Previous research has highlighted metabolic and morphological changes that may be due to HIV infection, including marked dyslipidemia (increased triglycerides and reduced HDL-c) that are strongly related to increased cardiovascular risk3,8,52,53. This evidence demonstrates that these factors may have influenced the results of the present study (Fig. 2).
Among the variables that increased cardiovascular risk, the one with the highest prevalence, regardless of sex, was low HDL. Oh and Hegele50 associate low HDL concentration with immune activation in initial HIV infection. The decrease observed in HDL in patients with HIV, treated by antiretrovirals or not, results from impaired cholesterol efflux from macrophages due to HIV interference in ATP binding, contributing to low HDL concentration in plasma3,50. Inflammation stimulates endothelial lipases and phospholipases A2, reducing availability of plasma HDL; Additionally, hypertriglyceridemia enriches triglycerides in HDL, making it more susceptible to hepatic removal by hepatic lipase3,50.
Other metabolic changes have been associated with prolonged use of ART4, especially in combination with PI and nucleoside analogue reverse transcriptase inhibitors, which inhibit the mitochondrial enzyme DNA polymerase γ, resulting in mitochondrial DNA depletion and respiratory chain dysfunction, leading to reduced energy production in mitochondria. This mitochondrial dysfunction can affect different cell types, causing lipoatrophy in adipocytes and insulin resistance in skeletal muscle4. Therefore, secondary dyslipidemia occurs characterized by increase in plasma triglycerides, total cholesterol and LDL, and reduction in HDL, causing an elevated cardiovascular risk in HIV patients undergoing treatment3,50.

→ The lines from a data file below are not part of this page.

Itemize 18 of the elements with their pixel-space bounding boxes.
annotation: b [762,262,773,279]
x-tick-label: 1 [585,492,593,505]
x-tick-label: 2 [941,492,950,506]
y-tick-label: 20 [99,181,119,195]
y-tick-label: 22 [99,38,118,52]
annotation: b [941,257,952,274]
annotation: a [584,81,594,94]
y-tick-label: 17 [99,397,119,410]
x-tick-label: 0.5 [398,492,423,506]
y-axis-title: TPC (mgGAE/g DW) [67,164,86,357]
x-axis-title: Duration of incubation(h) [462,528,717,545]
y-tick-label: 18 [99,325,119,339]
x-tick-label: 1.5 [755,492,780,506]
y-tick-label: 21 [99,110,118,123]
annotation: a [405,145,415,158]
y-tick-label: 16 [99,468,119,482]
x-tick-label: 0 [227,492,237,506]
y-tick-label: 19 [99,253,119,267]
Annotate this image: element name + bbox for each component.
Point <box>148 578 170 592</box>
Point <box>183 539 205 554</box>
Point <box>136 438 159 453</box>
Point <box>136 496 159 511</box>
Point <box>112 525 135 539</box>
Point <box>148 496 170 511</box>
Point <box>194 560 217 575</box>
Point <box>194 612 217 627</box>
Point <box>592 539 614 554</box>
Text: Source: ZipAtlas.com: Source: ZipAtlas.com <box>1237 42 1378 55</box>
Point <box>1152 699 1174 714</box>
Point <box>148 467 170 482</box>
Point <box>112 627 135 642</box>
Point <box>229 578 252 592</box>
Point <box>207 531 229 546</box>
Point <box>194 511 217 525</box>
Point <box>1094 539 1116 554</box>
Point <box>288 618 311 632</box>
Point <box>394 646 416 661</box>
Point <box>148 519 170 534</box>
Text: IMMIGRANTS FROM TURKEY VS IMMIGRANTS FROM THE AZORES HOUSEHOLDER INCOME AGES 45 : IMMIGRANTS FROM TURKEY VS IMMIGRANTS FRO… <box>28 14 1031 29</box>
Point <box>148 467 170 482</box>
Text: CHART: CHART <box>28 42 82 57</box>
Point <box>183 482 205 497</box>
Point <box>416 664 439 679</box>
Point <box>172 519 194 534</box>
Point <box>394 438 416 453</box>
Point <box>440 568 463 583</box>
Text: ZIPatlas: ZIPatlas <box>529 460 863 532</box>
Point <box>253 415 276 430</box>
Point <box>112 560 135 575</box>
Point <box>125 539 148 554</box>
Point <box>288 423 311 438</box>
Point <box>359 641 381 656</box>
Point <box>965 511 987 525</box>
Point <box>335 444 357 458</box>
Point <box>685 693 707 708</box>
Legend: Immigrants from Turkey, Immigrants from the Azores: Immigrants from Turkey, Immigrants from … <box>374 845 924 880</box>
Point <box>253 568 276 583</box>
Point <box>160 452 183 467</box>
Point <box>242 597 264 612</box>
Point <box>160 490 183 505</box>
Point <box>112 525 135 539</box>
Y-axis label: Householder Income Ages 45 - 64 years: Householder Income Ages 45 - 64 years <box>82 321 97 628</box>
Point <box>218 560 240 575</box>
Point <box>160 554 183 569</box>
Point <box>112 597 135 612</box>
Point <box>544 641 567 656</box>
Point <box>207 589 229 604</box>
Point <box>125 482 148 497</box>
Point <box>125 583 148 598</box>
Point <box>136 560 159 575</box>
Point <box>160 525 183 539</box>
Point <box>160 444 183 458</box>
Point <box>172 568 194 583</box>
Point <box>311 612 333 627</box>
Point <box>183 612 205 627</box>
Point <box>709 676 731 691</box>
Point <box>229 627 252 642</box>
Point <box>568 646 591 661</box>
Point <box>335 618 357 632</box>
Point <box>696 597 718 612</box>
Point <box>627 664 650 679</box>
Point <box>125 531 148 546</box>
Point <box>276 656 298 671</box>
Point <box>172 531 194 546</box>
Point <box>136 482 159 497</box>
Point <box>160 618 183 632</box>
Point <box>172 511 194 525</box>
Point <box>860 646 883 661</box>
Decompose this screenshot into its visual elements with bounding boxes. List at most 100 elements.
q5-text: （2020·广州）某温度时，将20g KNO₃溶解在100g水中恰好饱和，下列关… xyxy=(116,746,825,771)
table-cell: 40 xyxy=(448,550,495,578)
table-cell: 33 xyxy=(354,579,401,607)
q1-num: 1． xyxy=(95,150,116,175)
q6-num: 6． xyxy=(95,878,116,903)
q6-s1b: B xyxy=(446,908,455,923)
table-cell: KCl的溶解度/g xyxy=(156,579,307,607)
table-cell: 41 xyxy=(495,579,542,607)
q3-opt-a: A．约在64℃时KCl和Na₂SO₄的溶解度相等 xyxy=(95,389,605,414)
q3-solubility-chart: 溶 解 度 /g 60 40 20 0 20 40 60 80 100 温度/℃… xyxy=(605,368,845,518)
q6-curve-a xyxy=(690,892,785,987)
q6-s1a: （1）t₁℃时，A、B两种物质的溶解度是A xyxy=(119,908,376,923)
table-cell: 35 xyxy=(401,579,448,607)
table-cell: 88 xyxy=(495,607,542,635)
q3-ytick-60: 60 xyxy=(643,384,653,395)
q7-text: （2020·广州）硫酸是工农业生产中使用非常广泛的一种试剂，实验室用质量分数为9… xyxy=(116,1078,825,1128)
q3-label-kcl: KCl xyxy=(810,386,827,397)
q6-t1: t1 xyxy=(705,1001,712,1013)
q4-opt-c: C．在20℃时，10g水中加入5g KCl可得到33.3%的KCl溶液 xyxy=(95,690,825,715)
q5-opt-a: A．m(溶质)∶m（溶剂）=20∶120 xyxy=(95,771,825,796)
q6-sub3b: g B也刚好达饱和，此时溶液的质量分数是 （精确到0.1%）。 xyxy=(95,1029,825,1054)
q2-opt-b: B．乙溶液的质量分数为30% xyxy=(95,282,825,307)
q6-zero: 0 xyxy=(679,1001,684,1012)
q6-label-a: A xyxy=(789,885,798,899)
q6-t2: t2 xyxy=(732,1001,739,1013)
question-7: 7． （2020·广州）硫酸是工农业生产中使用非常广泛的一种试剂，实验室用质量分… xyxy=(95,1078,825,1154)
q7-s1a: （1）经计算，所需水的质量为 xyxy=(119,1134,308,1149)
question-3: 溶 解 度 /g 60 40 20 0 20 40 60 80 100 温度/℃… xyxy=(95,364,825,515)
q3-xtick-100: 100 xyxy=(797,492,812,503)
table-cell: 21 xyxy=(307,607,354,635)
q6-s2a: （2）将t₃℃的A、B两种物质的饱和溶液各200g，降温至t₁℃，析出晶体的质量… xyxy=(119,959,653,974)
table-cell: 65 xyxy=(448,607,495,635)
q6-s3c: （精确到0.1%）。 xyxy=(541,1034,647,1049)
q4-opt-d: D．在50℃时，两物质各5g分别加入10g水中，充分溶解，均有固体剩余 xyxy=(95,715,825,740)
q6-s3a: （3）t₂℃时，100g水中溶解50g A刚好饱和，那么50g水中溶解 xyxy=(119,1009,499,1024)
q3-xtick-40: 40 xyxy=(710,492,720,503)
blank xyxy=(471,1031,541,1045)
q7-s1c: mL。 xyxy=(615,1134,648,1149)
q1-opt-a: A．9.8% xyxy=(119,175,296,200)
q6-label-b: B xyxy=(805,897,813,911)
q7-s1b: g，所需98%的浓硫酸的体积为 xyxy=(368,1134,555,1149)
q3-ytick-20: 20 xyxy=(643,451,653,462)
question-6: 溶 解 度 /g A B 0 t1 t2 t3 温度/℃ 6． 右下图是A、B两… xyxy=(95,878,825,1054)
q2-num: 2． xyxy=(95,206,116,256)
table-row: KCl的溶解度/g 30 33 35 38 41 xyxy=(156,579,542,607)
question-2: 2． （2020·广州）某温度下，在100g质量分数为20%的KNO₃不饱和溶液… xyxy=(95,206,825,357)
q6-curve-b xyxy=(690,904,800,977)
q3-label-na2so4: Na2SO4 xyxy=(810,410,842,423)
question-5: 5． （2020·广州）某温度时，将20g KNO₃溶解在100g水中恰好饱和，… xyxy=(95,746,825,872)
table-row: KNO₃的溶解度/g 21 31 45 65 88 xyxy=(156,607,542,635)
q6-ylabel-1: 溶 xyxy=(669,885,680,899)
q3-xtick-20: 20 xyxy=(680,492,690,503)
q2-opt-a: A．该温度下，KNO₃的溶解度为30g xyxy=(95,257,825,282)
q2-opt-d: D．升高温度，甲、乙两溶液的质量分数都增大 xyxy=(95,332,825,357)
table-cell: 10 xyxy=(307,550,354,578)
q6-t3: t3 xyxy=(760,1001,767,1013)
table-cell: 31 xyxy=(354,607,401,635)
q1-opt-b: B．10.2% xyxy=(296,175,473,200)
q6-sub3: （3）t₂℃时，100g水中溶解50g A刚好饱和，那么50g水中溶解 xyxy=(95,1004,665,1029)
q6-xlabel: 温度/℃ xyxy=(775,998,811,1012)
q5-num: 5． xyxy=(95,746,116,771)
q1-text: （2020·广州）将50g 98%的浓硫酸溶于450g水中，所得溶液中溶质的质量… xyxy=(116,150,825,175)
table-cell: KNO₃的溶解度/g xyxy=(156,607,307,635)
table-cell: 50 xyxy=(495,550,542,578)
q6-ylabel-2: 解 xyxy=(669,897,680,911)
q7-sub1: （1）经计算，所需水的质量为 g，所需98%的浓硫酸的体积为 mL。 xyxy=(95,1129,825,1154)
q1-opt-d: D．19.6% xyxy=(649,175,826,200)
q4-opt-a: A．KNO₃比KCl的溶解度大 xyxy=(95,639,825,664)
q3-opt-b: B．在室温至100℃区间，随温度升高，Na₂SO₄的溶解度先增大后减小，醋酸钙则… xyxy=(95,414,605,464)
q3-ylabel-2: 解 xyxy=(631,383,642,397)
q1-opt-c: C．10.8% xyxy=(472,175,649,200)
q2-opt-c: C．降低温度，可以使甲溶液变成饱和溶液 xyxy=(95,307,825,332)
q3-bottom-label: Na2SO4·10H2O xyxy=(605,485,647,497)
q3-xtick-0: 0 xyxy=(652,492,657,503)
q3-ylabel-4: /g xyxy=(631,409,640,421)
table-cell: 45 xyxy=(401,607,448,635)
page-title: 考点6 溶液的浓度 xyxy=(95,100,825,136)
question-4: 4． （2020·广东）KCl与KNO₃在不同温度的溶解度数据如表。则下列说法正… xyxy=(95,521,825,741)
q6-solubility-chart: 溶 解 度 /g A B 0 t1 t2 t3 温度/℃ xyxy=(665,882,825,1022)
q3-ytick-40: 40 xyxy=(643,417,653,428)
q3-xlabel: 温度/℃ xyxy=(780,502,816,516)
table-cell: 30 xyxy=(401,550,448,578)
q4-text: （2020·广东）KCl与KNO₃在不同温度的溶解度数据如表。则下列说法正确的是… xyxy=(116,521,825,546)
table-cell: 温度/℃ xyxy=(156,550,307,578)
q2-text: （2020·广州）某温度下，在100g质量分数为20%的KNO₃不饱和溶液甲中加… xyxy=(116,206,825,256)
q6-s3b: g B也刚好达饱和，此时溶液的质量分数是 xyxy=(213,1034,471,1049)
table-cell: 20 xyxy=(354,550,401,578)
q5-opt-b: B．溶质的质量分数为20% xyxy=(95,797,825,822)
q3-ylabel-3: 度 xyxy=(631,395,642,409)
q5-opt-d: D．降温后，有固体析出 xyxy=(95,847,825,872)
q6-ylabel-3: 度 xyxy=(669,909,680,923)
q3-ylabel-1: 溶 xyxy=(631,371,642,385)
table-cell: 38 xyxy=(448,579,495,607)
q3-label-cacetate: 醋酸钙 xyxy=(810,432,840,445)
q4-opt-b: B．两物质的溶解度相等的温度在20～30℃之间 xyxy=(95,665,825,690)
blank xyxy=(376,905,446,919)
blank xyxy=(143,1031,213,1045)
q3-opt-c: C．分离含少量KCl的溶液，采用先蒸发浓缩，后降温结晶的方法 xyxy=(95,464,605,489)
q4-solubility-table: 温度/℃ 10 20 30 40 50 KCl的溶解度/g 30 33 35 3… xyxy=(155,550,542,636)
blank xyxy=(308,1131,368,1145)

The limitations of this study include an absence of technical measurement error calculation intra and inter-evaluators of anthropometric measurements; however, anthropometric measurement training and a pilot study were done prior to data collection. Another limitation of the study is the impossibility of predicting the cardiovascular outcome due to the type of study and the analyzes carried out that do not allow such inference. We also assume the limitation of having chosen Framingham as a predictor of cardiovascular risk, although it is indicated by Brazilian institutions.
The strengths of study include the address cardiovascular risk and a wide range the anthropometric indicators of AVI, BRI, BSI and FMI in PLHIV, which highlights the urgent need for in-depth research. This gap in the literature highlights the importance of specifically addressing the intersection between these indicators and cardiovascular health in this population, providing crucial insights for clinical practice and preventive interventions.